Antibodies and|are robots
Since the advent of the first industrial robot, Unimate, in the 1950s, engineers have produced increasingly complex integrated systems capable of sensing, processing and actuation.
Within the world of antibody engineering, the arc of innovation is showing every sign that it will track a similar trajectory.
Indeed, attend any antibody engineering conference today and you’ll be hard-pressed not to hear terms like ‘AND gate’, ‘OR gate’ and ‘conditional activation’.
This feels somewhat fitting given that Čapek, who coined the term ‘robot’, intended the word to describe chemically synthesised biological machines and was appalled by the popularisation of the term to describe “plate-metal dummies stuffed with cogwheels” (ref).
This trend of antibody complexification is seen most clearly through the steady rise of multispecifics. These antibodies combine several binding units into a single molecule and when designed well, they are capable of orchestrating exquisitely complex biology.
The engineering of new multispecific antibodies is however non-trivial. This is because proteins are flexible dynamic structures and a molecule’s constituent parts are rarely insulated from one another. Tiny, seemingly innocuous, changes to a multispecific antibody’s design often result in large and unpredictable changes to the molecule’s ability to function within the context of a complex biological system.
To grapple with this complexity, LabGenius’ smart robotic platform uses a form of active learning, called Multi-Objective Bayesian Optimization (MOBO), to navigate antibody design space efficiently and find high-performing molecules that are co-optimised for both function and developability.
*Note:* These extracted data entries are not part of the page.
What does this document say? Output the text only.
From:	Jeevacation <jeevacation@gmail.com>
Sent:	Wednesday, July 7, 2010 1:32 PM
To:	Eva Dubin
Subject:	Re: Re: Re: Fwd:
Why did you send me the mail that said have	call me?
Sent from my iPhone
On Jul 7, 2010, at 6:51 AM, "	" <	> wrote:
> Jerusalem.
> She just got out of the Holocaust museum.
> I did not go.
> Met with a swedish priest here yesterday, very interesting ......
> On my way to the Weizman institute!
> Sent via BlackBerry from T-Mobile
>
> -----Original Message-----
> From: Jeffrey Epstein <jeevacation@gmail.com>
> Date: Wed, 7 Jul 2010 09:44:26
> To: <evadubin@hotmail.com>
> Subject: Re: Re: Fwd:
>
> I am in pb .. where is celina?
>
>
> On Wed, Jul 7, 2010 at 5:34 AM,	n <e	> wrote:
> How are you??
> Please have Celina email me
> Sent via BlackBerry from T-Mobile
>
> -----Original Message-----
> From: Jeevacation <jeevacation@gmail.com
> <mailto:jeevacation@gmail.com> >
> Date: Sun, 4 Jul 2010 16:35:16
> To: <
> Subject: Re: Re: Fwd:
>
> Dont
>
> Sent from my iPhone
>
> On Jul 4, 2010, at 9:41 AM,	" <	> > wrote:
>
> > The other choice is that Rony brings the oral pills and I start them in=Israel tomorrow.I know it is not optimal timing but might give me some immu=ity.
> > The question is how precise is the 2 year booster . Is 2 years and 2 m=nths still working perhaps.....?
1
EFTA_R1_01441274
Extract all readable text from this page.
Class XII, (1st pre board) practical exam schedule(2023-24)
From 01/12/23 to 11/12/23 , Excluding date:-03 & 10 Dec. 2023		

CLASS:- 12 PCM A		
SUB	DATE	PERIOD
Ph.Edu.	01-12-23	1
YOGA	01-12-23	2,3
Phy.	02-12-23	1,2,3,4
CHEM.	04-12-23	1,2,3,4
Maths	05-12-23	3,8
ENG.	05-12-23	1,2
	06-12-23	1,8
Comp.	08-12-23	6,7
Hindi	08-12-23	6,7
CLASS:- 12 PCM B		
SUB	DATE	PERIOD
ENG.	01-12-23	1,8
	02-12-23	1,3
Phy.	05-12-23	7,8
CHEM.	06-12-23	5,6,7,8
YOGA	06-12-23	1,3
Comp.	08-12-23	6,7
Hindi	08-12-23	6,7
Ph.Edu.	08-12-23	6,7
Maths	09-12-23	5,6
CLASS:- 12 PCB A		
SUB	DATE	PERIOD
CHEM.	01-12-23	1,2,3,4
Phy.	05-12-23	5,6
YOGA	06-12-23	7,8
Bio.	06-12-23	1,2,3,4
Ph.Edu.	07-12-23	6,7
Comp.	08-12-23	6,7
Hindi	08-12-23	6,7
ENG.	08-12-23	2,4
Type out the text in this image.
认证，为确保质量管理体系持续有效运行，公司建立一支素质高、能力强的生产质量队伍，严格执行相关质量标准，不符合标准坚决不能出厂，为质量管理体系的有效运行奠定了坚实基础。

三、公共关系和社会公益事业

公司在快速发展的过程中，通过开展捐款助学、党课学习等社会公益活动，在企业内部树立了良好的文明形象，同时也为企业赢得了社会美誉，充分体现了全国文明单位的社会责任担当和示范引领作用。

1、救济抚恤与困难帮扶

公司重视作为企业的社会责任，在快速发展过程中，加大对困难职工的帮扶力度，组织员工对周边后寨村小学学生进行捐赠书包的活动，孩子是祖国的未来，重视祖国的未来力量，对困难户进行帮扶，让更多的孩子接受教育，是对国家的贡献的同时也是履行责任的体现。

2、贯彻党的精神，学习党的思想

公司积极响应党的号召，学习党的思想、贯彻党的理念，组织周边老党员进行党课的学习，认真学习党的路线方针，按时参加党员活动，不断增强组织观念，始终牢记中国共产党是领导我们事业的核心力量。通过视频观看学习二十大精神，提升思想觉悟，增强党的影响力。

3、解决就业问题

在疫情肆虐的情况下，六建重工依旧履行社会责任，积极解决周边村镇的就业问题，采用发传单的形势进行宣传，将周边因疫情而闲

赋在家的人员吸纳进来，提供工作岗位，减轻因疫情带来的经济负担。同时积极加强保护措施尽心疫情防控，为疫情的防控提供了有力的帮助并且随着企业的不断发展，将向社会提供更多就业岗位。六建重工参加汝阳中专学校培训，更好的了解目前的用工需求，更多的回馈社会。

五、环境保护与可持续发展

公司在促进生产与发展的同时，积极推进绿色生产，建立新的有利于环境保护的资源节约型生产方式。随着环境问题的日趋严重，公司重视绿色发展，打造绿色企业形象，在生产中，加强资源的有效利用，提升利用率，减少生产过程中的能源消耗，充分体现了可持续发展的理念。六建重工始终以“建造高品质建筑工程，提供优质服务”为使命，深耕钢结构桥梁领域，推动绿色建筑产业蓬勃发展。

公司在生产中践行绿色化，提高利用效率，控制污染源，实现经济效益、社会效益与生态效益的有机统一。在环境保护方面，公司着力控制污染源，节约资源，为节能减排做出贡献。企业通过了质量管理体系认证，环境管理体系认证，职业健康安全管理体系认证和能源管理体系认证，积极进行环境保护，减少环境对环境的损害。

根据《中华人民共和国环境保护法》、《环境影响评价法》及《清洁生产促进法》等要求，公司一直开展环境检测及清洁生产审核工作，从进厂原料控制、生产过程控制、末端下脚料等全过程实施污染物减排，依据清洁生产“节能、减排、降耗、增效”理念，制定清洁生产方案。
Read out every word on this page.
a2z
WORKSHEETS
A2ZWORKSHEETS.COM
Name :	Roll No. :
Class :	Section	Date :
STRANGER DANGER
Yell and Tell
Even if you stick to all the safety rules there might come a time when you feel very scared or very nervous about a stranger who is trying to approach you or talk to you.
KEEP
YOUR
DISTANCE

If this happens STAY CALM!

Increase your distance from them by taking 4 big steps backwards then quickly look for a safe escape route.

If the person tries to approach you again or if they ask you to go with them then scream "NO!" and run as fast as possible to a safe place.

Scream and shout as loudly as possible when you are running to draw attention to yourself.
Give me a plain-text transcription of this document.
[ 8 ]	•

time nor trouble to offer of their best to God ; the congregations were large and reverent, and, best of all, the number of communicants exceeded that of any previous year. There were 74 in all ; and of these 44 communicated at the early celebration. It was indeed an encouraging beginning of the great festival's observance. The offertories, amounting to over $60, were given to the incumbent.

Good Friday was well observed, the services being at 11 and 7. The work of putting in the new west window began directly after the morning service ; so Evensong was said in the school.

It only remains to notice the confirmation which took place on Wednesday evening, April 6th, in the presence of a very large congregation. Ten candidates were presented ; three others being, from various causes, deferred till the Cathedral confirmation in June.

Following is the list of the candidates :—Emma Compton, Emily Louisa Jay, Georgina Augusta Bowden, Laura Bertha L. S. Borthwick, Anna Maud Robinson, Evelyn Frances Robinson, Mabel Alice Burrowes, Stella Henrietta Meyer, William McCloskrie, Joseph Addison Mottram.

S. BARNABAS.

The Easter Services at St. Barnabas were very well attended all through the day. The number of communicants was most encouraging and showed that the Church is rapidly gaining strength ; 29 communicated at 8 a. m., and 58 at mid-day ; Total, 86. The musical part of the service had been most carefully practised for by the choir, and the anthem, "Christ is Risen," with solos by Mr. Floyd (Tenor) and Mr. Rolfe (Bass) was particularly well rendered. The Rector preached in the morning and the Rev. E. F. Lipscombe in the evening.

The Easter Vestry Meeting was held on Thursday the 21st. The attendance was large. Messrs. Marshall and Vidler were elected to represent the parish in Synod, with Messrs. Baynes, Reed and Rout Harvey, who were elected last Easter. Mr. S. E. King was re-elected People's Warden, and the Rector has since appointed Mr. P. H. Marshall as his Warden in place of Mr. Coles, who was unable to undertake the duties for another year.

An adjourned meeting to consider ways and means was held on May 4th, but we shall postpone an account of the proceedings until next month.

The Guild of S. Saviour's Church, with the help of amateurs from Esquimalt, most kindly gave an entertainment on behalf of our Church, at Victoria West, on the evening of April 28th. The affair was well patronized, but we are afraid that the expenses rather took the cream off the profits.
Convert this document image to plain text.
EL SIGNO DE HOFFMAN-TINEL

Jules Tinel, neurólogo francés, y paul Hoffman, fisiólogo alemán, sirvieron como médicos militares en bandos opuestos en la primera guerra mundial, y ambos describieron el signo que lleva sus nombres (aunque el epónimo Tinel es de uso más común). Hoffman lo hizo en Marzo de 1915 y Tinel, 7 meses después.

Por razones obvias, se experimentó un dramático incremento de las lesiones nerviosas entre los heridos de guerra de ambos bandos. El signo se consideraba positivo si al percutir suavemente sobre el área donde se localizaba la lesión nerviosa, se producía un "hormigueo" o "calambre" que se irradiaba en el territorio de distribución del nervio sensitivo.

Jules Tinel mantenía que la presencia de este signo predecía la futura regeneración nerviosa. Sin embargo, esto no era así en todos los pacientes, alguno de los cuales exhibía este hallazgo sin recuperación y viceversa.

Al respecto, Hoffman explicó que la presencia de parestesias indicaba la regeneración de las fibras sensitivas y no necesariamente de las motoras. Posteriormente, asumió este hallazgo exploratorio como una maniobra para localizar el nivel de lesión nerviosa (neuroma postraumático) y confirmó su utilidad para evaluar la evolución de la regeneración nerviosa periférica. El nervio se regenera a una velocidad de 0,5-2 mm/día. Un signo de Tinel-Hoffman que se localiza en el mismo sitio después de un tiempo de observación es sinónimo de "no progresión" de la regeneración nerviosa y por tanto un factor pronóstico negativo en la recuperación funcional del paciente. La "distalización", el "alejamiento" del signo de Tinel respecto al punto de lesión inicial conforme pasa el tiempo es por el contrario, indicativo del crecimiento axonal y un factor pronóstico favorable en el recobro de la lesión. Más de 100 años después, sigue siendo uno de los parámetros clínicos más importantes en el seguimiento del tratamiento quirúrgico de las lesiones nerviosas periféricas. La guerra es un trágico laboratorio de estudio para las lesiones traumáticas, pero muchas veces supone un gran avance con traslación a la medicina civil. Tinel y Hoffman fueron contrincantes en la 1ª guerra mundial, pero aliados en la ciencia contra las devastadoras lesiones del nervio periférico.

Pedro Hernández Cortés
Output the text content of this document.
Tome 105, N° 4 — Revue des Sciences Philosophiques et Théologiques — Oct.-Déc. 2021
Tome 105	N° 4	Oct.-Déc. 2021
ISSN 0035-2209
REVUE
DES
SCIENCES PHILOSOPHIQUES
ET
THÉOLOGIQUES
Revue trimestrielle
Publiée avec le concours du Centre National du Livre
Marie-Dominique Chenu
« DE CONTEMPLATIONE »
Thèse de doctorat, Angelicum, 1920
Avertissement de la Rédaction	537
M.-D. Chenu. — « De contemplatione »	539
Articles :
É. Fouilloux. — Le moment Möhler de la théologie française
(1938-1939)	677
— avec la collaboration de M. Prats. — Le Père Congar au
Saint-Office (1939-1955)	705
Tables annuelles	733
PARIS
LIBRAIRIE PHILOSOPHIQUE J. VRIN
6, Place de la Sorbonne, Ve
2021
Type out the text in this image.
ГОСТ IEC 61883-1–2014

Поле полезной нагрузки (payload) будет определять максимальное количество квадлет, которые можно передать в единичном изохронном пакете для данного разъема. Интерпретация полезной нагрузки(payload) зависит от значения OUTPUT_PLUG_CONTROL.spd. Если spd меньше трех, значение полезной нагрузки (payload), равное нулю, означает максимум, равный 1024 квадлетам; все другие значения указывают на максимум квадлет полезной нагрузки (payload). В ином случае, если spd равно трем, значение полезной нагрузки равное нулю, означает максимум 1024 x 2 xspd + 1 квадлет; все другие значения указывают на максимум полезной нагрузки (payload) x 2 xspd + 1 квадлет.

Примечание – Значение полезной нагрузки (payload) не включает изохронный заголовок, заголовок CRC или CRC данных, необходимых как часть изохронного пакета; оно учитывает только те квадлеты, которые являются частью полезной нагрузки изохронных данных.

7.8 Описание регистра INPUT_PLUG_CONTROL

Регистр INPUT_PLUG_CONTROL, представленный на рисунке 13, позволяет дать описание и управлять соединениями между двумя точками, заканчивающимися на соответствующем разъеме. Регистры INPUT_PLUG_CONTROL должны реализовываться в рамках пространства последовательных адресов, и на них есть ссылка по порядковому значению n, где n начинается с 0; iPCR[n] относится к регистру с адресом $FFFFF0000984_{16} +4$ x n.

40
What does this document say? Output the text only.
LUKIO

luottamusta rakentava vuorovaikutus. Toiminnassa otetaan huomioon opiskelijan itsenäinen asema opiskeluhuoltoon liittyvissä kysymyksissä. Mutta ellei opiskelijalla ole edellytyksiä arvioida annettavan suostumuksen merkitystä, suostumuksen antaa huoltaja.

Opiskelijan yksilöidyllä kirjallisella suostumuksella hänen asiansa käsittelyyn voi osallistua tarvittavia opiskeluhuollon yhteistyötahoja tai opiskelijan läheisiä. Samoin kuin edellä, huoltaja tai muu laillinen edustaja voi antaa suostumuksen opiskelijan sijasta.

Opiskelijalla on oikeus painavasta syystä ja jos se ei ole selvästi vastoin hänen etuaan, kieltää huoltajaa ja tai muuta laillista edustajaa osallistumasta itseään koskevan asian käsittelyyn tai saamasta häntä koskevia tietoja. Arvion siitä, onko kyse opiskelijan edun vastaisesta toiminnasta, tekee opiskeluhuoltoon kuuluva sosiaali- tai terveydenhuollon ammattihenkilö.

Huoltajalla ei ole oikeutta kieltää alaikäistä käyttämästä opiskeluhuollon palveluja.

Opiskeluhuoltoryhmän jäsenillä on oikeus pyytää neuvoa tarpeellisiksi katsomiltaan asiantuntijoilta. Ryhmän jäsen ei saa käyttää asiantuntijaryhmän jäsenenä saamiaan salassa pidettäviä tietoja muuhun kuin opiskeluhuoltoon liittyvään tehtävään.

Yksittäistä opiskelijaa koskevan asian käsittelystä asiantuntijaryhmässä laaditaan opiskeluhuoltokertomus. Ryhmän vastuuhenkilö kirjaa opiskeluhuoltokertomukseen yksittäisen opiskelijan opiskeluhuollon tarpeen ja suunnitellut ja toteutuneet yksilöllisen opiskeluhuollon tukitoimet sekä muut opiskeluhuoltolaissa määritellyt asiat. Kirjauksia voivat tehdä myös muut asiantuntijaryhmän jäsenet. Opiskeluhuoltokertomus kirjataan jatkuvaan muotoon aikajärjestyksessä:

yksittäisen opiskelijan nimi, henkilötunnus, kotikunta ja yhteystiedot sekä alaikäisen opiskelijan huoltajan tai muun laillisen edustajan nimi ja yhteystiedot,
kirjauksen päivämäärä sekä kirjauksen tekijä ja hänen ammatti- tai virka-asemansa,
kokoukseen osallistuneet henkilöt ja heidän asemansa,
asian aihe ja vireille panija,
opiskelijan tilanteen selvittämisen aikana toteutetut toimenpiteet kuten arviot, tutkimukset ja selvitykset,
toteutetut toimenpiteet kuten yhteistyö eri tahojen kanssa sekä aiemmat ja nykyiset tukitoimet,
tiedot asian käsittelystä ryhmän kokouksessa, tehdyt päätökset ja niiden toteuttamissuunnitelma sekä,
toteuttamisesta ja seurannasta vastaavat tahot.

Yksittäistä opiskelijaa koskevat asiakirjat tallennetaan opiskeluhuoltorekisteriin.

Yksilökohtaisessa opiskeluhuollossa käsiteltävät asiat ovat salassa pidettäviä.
What’s so powerful about this approach is that it provides a systematic methodology for reliably identifying diverse panels of high-performing multispecific antibodies. For example, in the context of our internal pipeline, we’ve demonstrated how this approach enables the efficient co-optimisation of T-cell engagers for best-in-class killing selectivity, potency, efficacy and developability.
Delivering therapeutic impact through our pipeline
Solid tumours account for 90% of newly diagnosed cancer cases, but few drugs produce durable therapeutic benefits in patients.
Targeted therapies like immune cell engagers and ADCs have significant potential in this space but clinical success has been limited because many of these molecules struggle to differentiate between healthy and diseased cells expressing the same surface markers.
This issue, which is termed on-target off-tumour toxicity, remains a significant issue for many of the targeted antibody therapeutics in development.
For our internal pipeline, we’ve been tackling the challenge of on-target, off-tumour toxicity using an avidity-driven selectivity strategy.
The avidity-driven selectivity strategy is mechanistically intuitive but co-optimising molecules for killing selectivity, in conjunction with potency, efficacy and developability is a real challenge for conventional antibody engineering approaches.
Through the application of active learning, we have successfully demonstrated the ability to improve the killing selectivity of a solid tumour-targeted T-cell engager to a level that is 400 times greater than the corresponding clinical benchmark (ref). Furthermore, we’ve shown that the process yields diverse panels of high-performing T-cell engagers with non-intuitive designs.
The proceeds from this Series B financing will enable us to both build on these capabilities and progress our pipeline of highly selective multispecifics towards the clinic.
A final thought
Yes, this is a moment to think about the future of LabGenius but it’s also a time to recognise the hard work of team members past and present and the role that they have played in getting us to this important milestone. The resolve and resourcefulness that the LabGenius team has shown in the face of every obstacle has been a constant source of inspiration and it’s my rock-solid belief in them that makes me excited for what we can achieve in the years ahead.